I had lengthy phone conversations with my son in Chicago, and with an old friend. Then I ate takeout broccolini-pancetta risotto, sipped some cava and watched Broadcast News.
If a time traveler from 2017 went back 30 years and watched that movie (it came out in 1987) they would be perplexed, to say the least. So many elements would never be in a movie today!
-- Handsome William Hurt goes after frumpy Holly Hunter because he thinks she's smart and professionally talented.
-- William Hurt's first solo news report is an expose about date rape (!). It is played like a major feature story, including a long interview with a victim, as if revealing for the first time that such a thing exists. The women in the newsroom watch the TV report with surprise, as if they didn't know it existed, either. Wiliam Hurt's career gets a big boost from the accomplishment.
-- The other reason the date-rape story is significant is because at one point the camera turns to William Hurt who, as he listens to the crying victim, is shedding a tiny tear which, even in 1987, I thought was gross and stupid and nobody would do that. But even Holly Hunter, admitting it's a little over the top, grudgingly allows that it works.
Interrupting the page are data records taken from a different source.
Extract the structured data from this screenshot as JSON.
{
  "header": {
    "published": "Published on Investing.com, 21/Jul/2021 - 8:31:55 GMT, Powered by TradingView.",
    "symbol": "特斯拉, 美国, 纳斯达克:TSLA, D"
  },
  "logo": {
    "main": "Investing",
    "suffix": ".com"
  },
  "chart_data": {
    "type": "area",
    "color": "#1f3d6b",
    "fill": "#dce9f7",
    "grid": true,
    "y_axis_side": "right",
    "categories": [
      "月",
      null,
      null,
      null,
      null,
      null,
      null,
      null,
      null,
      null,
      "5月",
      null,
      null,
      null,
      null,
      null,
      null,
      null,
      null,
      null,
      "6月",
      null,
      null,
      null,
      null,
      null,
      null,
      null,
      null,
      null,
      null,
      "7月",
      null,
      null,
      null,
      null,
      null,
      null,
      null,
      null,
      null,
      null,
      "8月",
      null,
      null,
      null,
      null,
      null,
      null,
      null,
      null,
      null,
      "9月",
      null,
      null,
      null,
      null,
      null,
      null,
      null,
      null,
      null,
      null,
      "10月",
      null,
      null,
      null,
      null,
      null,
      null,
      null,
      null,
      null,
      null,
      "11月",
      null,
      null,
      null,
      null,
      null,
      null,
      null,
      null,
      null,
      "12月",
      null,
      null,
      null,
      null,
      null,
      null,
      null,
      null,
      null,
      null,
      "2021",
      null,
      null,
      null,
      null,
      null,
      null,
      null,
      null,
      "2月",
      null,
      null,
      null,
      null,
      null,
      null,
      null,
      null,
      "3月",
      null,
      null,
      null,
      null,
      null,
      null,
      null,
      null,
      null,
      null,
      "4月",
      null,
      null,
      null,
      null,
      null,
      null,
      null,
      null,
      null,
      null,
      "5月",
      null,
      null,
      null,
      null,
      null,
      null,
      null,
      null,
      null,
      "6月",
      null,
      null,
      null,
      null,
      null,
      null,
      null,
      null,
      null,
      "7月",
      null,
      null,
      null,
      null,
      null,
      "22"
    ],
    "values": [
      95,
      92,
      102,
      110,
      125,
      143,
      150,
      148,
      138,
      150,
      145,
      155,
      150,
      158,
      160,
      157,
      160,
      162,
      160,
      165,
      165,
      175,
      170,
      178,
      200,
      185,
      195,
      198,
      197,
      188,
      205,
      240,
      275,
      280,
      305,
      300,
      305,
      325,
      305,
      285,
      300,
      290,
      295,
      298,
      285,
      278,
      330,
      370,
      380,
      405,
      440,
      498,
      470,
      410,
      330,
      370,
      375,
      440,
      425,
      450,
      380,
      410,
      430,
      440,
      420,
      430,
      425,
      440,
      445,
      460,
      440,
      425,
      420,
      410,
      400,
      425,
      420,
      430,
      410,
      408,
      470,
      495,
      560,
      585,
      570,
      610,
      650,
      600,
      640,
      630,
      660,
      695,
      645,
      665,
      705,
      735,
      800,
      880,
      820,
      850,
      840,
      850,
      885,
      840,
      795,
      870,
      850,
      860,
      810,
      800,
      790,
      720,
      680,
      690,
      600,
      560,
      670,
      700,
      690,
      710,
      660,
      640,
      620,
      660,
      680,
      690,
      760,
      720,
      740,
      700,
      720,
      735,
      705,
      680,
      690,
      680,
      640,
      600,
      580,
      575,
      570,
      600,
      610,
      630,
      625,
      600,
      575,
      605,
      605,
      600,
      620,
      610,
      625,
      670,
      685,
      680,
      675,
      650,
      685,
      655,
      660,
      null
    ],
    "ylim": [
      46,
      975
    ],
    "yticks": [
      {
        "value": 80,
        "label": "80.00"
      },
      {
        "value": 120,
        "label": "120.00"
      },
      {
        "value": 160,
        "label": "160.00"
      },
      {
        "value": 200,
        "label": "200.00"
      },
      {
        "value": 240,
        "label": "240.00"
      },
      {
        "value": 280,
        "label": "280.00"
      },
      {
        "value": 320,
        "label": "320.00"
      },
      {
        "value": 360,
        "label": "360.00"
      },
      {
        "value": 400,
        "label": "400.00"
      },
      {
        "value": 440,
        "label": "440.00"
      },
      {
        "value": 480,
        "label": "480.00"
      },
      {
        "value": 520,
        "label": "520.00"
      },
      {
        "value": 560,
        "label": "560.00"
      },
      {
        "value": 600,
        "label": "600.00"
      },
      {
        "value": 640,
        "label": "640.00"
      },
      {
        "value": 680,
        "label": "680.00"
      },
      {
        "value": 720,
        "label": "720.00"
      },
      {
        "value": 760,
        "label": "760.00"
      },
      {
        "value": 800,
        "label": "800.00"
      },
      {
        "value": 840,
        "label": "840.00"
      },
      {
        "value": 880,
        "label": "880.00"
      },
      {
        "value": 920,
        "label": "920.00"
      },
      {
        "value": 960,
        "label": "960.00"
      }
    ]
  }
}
-- William Hurt relentlessly pursues Holly Hunter romantically, but always charmingly, never in a way that's pushy or out of bounds. He doesn't text her a photo of his penis.
-- That tear [SPOILER ALERT if you've never seen this 30-year-old movie but want to someday, you might want to skip the next one] leads Holly Hunter to break up with William Hurt in the airport, just as they were about to leave for a romantic tropical getaway. The reason she does that is that she has discovered the tear was faked (she watches the footage from the interview and sees William stop in the middle to summon a tear). So yeah, that is a definite news no-no.
But what is the visitor from 2017 to make of a world where the worst example of fake news they can come up with is a man falsely shedding a tear while doing a story about date rape!
And I can't even think of a movie where the lead actress is frumpy and not especially beautiful and that's not the whole point of the movie (how will she ever get a man??) but gets involved in a romantic relationship anyway.
I mean, Frances McDormand is frumpy and not-beautiful in Three Billboards Outside Ebbing, Mo, which I saw earlier in the week, but there's no romance involved.